米国はイスラエルから当該施設を攻撃するとの事前通告を受けていたものの、大規模な石油施設攻撃は原油価格上昇という否定的なイメージにつながり、最終的にドナルド・トランプ政権の負担になり得るとの懸念が背景にある。
イスラエル政府の関係者によると、前日夕方から行われたイランの石油貯蔵施設への空爆後、米国はイスラエルに「いったい何をしているんだ」(WTF)というメッセージを送ったという。

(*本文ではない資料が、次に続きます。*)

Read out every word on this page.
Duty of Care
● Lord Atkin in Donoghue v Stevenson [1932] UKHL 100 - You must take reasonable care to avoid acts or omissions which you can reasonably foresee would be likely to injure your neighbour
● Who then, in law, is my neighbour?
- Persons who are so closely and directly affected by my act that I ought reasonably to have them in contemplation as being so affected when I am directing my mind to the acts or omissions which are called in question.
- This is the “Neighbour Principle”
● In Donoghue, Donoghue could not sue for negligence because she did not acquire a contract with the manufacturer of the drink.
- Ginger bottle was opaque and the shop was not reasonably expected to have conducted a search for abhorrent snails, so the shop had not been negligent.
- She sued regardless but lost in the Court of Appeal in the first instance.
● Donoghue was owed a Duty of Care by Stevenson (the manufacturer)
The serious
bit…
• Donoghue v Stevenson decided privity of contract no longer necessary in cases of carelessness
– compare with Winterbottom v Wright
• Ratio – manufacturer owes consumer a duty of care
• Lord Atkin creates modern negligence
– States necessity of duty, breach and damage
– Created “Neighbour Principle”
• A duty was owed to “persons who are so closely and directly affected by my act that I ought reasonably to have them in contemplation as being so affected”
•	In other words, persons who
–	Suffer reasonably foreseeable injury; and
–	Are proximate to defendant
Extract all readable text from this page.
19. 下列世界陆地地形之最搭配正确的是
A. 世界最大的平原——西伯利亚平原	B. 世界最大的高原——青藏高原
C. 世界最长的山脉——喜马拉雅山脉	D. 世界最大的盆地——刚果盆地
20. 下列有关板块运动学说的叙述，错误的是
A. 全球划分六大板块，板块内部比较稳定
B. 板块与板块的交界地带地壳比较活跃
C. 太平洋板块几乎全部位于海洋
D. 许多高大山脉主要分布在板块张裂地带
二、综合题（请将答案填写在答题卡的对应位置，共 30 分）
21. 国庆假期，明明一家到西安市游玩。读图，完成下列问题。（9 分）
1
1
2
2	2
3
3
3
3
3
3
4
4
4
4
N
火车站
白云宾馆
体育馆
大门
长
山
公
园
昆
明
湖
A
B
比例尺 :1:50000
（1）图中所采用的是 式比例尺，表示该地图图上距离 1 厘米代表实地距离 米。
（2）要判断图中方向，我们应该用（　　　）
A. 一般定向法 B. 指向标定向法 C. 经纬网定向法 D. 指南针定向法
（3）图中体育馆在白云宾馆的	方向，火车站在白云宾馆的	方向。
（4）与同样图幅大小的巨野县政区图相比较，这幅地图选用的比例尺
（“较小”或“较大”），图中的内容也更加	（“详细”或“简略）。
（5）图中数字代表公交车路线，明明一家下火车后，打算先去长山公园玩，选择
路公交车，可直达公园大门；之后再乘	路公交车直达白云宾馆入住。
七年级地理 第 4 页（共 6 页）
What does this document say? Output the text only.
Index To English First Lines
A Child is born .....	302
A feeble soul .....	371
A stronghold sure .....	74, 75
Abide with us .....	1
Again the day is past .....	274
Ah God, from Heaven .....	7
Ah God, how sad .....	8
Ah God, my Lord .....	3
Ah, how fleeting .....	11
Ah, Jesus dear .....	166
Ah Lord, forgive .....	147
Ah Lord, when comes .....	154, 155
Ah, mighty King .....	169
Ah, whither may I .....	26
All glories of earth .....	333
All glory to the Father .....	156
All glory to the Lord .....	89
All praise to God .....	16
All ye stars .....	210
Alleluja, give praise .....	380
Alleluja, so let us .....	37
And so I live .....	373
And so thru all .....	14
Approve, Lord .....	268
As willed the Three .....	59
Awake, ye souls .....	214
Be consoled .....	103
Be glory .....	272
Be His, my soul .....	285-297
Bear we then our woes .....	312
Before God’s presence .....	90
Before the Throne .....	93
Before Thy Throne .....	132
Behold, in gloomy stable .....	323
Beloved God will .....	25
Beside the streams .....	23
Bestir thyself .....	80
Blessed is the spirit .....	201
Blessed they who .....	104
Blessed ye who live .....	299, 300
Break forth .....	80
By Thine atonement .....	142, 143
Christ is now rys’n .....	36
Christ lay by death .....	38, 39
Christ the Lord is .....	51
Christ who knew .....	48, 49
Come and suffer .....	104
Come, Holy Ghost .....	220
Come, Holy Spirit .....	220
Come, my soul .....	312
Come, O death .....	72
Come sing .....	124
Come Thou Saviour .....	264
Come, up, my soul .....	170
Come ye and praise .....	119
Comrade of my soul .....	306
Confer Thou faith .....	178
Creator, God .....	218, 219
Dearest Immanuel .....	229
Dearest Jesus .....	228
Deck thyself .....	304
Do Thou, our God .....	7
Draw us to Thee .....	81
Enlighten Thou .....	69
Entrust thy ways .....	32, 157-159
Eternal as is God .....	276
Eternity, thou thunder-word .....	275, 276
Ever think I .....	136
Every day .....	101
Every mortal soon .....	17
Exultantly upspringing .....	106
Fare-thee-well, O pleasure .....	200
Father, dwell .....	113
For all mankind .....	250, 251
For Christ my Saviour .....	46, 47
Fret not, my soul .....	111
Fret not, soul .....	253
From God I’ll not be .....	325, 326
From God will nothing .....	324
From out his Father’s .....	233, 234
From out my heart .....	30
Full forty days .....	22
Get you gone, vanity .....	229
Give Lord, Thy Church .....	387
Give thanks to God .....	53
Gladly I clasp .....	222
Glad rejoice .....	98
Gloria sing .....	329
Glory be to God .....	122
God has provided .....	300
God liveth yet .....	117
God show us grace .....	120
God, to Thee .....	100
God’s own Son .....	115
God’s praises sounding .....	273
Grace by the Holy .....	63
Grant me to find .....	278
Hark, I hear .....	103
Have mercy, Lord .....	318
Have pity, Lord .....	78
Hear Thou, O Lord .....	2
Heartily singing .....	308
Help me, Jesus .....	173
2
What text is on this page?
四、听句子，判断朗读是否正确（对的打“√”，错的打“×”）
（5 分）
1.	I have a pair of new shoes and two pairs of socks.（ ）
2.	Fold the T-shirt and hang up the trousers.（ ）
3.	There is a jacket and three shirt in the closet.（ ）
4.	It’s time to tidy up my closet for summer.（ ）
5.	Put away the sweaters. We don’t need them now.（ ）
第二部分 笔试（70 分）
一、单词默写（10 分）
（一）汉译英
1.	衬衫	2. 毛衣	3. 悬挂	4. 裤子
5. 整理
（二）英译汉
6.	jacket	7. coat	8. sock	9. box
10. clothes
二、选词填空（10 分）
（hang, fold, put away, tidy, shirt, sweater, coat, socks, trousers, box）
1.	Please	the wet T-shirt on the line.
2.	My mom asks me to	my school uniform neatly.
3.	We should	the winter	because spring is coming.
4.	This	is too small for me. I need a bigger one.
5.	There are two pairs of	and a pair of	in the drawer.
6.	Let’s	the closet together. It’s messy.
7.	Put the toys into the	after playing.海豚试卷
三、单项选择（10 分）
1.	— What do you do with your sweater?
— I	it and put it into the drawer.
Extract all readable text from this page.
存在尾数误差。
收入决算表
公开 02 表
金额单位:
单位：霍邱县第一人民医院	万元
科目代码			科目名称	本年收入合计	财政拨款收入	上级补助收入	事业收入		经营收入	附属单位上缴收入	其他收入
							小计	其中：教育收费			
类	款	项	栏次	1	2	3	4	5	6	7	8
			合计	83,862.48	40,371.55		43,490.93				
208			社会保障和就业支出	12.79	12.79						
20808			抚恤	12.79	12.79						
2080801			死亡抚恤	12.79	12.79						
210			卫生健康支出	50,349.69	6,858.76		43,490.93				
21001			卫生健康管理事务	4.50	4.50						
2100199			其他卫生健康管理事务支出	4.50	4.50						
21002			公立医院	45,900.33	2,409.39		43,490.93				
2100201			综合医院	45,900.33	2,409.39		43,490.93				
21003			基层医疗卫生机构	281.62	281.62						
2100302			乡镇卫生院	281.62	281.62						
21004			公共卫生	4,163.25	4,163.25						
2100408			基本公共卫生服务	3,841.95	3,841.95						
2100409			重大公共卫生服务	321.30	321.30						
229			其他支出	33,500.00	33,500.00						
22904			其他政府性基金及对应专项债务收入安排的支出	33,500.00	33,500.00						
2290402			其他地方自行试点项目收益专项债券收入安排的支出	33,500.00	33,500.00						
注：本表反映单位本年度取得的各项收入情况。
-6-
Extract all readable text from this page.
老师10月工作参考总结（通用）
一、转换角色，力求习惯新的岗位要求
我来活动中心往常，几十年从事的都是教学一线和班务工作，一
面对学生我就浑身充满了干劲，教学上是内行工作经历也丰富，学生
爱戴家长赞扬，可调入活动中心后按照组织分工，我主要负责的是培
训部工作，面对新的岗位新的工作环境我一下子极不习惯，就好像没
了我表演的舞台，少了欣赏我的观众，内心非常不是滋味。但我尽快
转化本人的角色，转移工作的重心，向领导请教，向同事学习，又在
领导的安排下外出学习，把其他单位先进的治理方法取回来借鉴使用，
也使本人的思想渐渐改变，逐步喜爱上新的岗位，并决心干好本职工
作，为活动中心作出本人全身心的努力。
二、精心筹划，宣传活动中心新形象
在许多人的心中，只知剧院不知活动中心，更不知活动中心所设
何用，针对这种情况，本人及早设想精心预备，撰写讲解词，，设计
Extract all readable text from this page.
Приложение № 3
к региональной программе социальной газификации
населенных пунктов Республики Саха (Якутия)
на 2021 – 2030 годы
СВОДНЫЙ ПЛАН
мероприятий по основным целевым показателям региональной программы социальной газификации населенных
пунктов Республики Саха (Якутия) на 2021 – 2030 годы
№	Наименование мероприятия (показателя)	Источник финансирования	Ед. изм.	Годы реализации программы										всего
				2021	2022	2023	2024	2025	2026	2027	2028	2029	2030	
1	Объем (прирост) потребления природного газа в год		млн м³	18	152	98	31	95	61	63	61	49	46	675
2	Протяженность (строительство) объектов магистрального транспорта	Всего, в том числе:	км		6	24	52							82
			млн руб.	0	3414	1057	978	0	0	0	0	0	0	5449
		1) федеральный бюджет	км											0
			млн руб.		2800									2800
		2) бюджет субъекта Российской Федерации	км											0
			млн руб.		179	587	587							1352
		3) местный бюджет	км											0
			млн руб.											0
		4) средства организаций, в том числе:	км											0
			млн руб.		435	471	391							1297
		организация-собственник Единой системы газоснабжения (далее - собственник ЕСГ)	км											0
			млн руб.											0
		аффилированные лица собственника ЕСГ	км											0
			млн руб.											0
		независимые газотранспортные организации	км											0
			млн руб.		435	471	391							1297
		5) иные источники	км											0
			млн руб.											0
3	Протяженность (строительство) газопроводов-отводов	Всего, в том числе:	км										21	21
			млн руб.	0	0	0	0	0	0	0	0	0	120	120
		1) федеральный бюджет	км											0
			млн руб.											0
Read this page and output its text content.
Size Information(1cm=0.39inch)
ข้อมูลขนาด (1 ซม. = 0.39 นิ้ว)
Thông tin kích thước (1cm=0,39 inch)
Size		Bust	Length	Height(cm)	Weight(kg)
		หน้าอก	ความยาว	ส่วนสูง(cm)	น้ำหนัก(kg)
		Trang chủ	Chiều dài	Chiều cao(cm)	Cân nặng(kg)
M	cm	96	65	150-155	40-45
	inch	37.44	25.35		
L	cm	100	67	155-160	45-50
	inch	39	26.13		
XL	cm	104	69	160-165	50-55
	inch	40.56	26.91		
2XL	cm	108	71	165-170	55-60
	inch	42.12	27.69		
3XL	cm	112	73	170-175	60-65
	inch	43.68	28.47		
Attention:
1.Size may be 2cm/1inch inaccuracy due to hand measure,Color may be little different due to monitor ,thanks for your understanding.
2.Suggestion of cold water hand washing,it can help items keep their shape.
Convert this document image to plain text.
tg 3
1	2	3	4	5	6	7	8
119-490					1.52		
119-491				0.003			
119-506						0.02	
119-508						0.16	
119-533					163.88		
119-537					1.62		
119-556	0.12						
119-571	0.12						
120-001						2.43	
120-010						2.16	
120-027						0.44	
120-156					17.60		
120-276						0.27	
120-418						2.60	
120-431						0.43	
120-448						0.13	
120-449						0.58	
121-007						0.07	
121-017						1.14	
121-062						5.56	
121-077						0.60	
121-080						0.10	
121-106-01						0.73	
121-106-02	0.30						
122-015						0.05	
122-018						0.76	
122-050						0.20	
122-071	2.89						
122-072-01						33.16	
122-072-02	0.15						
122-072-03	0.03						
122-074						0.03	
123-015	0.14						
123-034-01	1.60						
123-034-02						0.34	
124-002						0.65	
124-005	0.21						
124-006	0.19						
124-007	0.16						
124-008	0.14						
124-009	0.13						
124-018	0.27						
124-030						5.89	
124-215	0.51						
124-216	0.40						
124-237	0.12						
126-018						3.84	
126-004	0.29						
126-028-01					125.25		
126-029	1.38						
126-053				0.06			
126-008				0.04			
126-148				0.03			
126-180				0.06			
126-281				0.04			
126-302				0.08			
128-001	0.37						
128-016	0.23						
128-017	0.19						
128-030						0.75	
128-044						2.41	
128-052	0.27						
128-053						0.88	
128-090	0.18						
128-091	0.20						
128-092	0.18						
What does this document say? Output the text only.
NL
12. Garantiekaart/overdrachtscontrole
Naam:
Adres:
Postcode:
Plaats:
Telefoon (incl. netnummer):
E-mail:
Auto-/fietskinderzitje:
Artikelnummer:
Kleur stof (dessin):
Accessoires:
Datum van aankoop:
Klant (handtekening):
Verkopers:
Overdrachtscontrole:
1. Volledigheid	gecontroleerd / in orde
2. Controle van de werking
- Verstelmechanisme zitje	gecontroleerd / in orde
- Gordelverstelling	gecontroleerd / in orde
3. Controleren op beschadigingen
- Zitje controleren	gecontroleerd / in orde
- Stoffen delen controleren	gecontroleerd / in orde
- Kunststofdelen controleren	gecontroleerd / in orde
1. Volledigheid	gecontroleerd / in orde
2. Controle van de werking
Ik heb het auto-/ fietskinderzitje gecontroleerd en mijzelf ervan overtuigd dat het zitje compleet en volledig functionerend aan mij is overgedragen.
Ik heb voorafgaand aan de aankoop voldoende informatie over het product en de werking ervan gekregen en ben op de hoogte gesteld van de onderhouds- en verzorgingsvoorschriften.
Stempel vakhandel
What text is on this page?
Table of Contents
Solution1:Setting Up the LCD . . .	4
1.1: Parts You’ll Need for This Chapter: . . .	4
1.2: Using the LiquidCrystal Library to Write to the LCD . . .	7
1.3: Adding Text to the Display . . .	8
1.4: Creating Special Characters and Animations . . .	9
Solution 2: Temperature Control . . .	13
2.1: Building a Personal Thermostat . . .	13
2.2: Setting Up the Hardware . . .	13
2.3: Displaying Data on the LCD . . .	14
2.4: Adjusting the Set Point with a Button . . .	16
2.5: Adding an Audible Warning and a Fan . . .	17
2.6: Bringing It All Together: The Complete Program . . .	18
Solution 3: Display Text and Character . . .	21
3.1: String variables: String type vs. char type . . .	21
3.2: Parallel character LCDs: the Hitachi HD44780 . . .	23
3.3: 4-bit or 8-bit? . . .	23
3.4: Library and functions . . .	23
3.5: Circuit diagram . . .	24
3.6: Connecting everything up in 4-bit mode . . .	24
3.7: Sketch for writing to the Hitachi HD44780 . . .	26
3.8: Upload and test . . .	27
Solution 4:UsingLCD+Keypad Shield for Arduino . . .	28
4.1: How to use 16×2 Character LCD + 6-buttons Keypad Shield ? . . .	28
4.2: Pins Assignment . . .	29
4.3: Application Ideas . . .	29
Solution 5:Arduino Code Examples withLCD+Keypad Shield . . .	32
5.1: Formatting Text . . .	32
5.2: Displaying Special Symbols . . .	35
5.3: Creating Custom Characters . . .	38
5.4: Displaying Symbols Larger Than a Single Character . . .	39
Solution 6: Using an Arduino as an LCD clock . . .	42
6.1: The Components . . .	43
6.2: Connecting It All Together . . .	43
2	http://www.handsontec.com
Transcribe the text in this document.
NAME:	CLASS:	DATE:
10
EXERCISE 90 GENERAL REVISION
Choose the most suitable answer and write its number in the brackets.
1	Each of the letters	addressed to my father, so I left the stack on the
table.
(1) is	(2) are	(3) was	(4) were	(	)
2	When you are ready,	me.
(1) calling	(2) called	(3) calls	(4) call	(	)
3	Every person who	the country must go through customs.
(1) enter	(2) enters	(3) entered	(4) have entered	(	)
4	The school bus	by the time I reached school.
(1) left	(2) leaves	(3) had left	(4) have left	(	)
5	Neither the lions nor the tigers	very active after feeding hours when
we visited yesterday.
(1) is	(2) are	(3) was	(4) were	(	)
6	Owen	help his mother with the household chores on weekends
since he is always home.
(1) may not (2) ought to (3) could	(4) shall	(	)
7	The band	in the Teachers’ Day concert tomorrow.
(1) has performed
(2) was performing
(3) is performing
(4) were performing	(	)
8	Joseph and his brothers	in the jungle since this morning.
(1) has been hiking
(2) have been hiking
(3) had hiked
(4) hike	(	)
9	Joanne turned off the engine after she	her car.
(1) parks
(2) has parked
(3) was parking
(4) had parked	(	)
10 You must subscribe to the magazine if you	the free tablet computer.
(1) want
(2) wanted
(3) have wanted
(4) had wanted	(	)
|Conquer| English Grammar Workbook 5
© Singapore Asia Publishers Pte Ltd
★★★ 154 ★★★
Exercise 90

米政権の高官も今回の攻撃について「良いアイデアだったとは思わない」と語った。別の米政府関係者も、米軍が今回の攻撃がどれほど広範囲に及ぶかを知った後、非常に驚いたと伝えた。
イスラエル国防軍(IDF)は攻撃後の声明で、当該石油貯蔵施設はイラン軍部を含む多様な需要家に燃料を供給する施設だとして攻撃の正当性を主張したが、米国の見方はやや異なっていたとされる。
巨大な貯蔵施設が炎上し黒煙を上げる映像は、原油市場に不安を与えエネルギー価格の上昇をあおりかねないと考えたということだ。
トランプ大統領の顧問の1人はアクシオスに「トランプ大統領はこの攻撃を好まない」と述べた。
同顧問は、トランプ大統領は石油を備蓄したいのであって燃やしたいわけではないとして、「これは人々にガソリン価格の上昇を連想させる」と、困惑をにじませた。
今回の攻撃を受け、イランはイスラエルが同様の行動を続ける場合、中東全域で類似の攻撃により報復すると警告した。
イランの軍事作戦を総括するカタム・アル・アンビヤー中央司令部の報道官は、イランはこれまで地域の燃料・エネルギー関連インフラを攻撃対象にしてこなかったが、もしイランがこれを攻撃すれば原油価格は1バレル当たり200ドルまで急騰すると威嚇した。
アクシオスは今回の攻撃について、イラン戦争後に初めて表面化した両国間の見解の相違の例だとし、両国の高官協議で米国が今回の戦争に期待する点や本件に関する議論が行われるだろうと見通した。